What have you learned about long COVID-19 from your clinical work? Are there trends you’ve noticed among patients who come to the clinic?

The main discovery we have made is with our patients who come in with shortness of breath or other respiratory symptoms. When we do pulmonary function tests with these patients, they’re normal, and a regular computed axial tomography (CAT) scan is also typically normal. But if you ask a patient to exhale completely, and then you complete a CAT scan [called an expiratory scan], their lungs should be able to empty all the air. We’re finding little pockets where air is trapped and is not able to empty. This finding is consistent with small airways disease. This sometimes guides our treatments, and we would then prompt the patient to use an inhaler or have them go to pulmonary rehabilitation.

It’s important for the community to know that a normal pulmonary function test result does not rule out small airways disease. You need to do expiratory CAT scans.

The other major components of long COVID-19 are the neurocognitive problems, which include brain fog, depression, anxiety, and memory issues. The main thing we have learned is that patients are struggling with slowness in processing. Their ability to process information has slowed down from their baseline, which interferes with daily activities and tasks. With patients who have a lot of these symptoms, we refer them to the Behavioral Health Post-COVID-19 Clinic, where they can be assessed. There they can learn skills for managing their daily lives or receive further neurocognitive testing and support.

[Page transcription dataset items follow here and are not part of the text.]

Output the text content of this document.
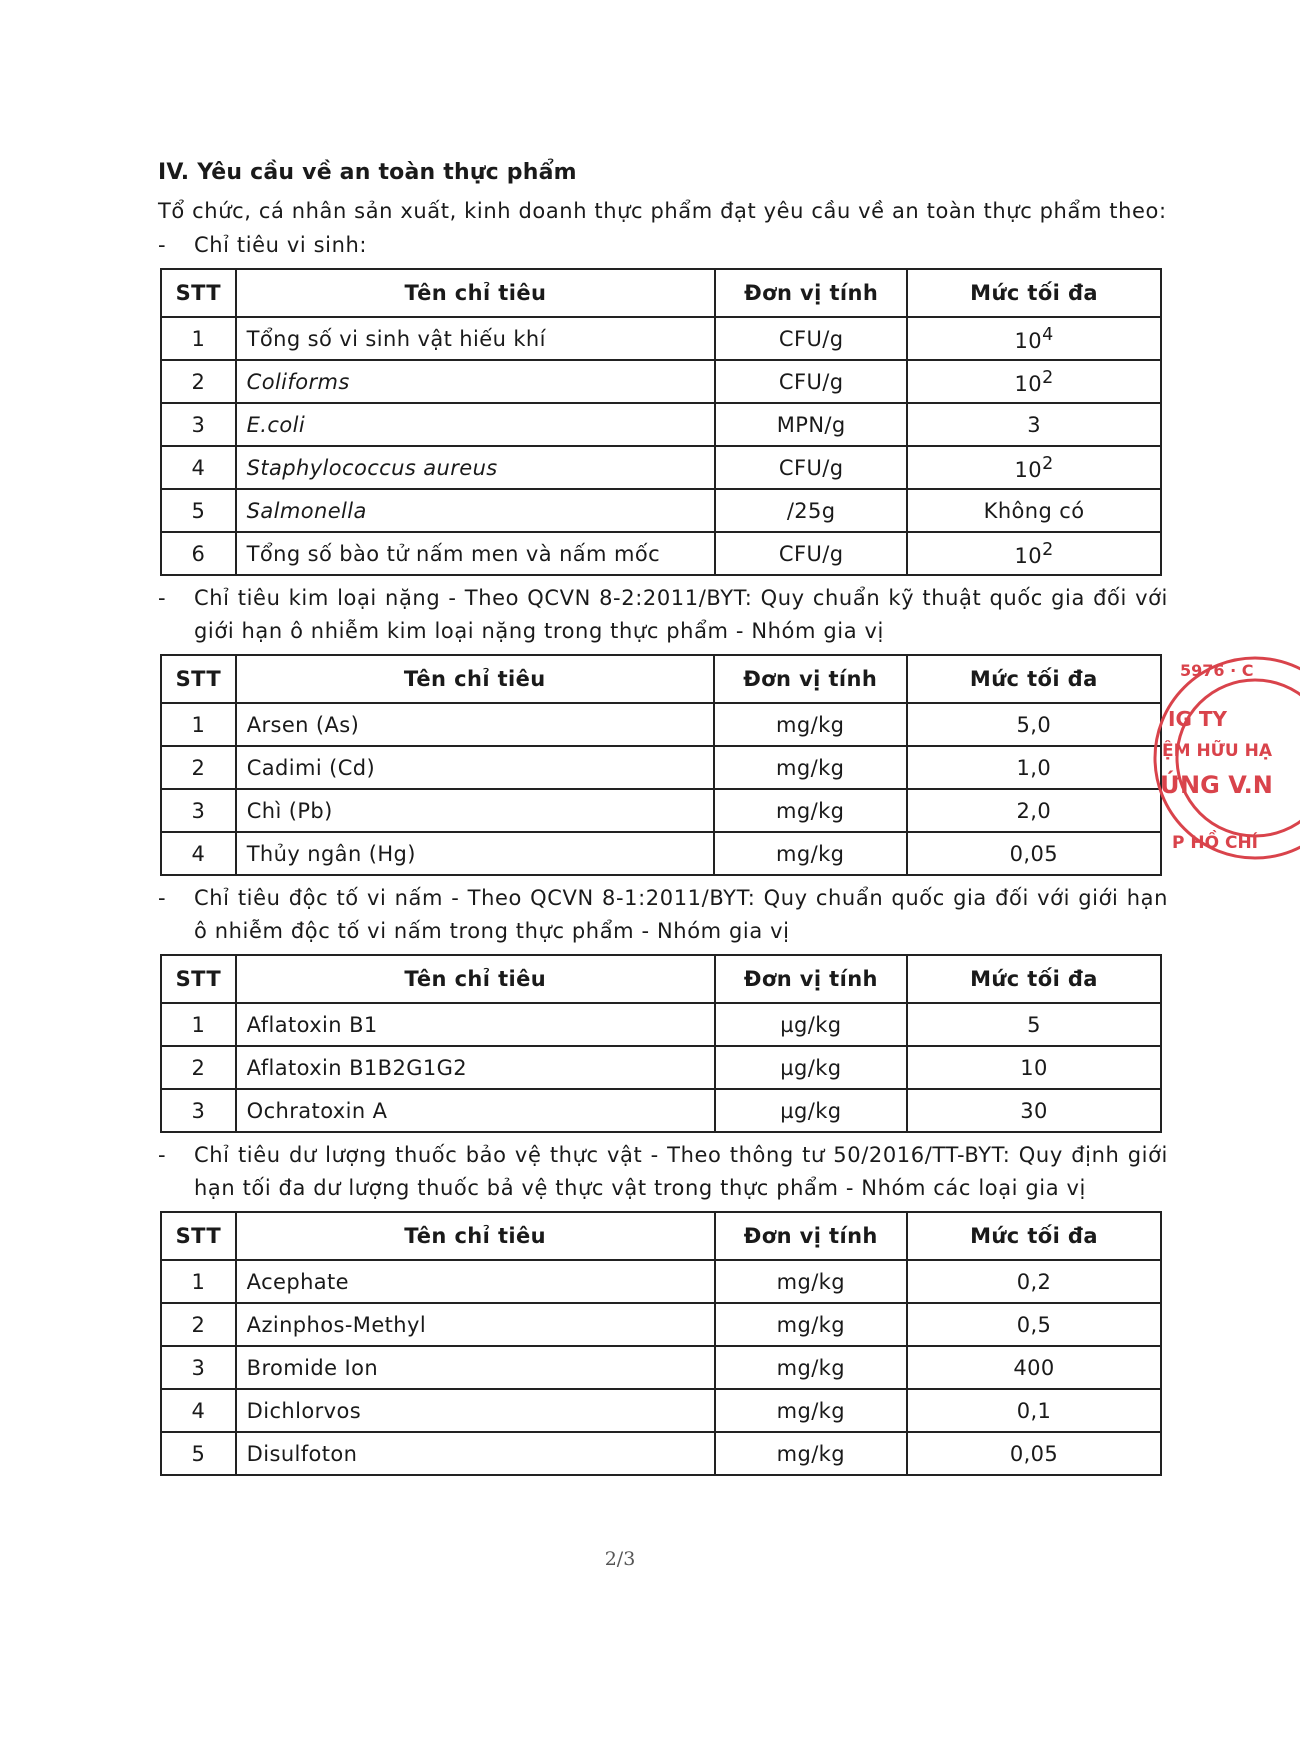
IV. Yêu cầu về an toàn thực phẩm

Tổ chức, cá nhân sản xuất, kinh doanh thực phẩm đạt yêu cầu về an toàn thực phẩm theo:

-	Chỉ tiêu vi sinh:
STT	Tên chỉ tiêu	Đơn vị tính	Mức tối đa
1	Tổng số vi sinh vật hiếu khí	CFU/g	$10^4$
2	Coliforms	CFU/g	$10^2$
3	E.coli	MPN/g	3
4	Staphylococcus aureus	CFU/g	$10^2$
5	Salmonella	/25g	Không có
6	Tổng số bào tử nấm men và nấm mốc	CFU/g	$10^2$
-	Chỉ tiêu kim loại nặng - Theo QCVN 8-2:2011/BYT: Quy chuẩn kỹ thuật quốc gia đối với giới hạn ô nhiễm kim loại nặng trong thực phẩm - Nhóm gia vị
STT	Tên chỉ tiêu	Đơn vị tính	Mức tối đa
1	Arsen (As)	mg/kg	5,0
2	Cadimi (Cd)	mg/kg	1,0
3	Chì (Pb)	mg/kg	2,0
4	Thủy ngân (Hg)	mg/kg	0,05
-	Chỉ tiêu độc tố vi nấm - Theo QCVN 8-1:2011/BYT: Quy chuẩn quốc gia đối với giới hạn ô nhiễm độc tố vi nấm trong thực phẩm - Nhóm gia vị
STT	Tên chỉ tiêu	Đơn vị tính	Mức tối đa
1	Aflatoxin B1	µg/kg	5
2	Aflatoxin B1B2G1G2	µg/kg	10
3	Ochratoxin A	µg/kg	30
-	Chỉ tiêu dư lượng thuốc bảo vệ thực vật - Theo thông tư 50/2016/TT-BYT: Quy định giới hạn tối đa dư lượng thuốc bả vệ thực vật trong thực phẩm - Nhóm các loại gia vị
STT	Tên chỉ tiêu	Đơn vị tính	Mức tối đa
1	Acephate	mg/kg	0,2
2	Azinphos-Methyl	mg/kg	0,5
3	Bromide Ion	mg/kg	400
4	Dichlorvos	mg/kg	0,1
5	Disulfoton	mg/kg	0,05
5976 · C
IG TY
ỆM HỮU HẠ
ỨNG V.N
P HỒ CHÍ
2/3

We have also seen a lot of weight gain in this population, which has prompted us to refer some of our patients to the Weight Management Clinic.

Do you mostly see patients in the Post-COVID-19 Clinic who were severely ill or had to be hospitalized during their initial infection?

Two-thirds of our patients were initially treated in an ambulatory setting. And a lot of our patients from the ambulatory setting are the ones who have developed chronic fatigue, neurocognitive impairment, or had changes in their CAT scan showing air trapping. Only one-third were in the hospital or intensive care unit (ICU). We do not know whether this is due to the severity of the disease, which could’ve caused these patients to mount a larger antibody response and helped with some of these post-COVID-19 symptoms, or whether it’s due to a treatment that they received in the hospital that helped. 

Also, to this day, we have seen very few patients in our Post-COVID-19 Clinic who were vaccinated with two initial doses. Additionally, to this day, we have not seen anyone who received the booster vaccine.

Are you seeing improvement in these patients? Are there treatments for these long-term complexities?

Yes, some of them are improving. Sometimes they’re not getting completely back to where they were before getting sick, but I would say that they have shown improvement. It’s taking many, many months, sometimes a year, for some to improve.

With pulmonary function tests and lung imaging, we’ve seen many of our patients who were sick enough to be in the ICU recovering part of their lung function as well as improving their lung imaging after many months.

We realized we needed to get more specialists involved, and we needed to get rehabilitation involved. We started incorporating pulmonary rehabilitation, physical therapy, psychology, and psychiatry, and then we realized that the complexity was such that we needed coordination of care. So, we were able to hire a clinical nurse coordinator who has been instrumental in the care of our patients.

Why should patients with long COVID-19 come to UI Hospitals & Clinics?

A lot of patients feel like they are not being heard or that their symptoms are not real. That frustration really makes a lot of patients not even look for care. So, what we’re trying to do here in the Post-COVID-19 Clinic is to, first, recognize that what everybody is going through is real. We understand that this is something that’s affecting their daily lives, it’s taking a long time to recover, and that you could’ve had something very mild in the beginning with COVID-19 and now you’re suffering from post-COVID-19.

The collaborative nature at an academic institution has been instrumental for us to be able to have a clinic to provide access to these specialties.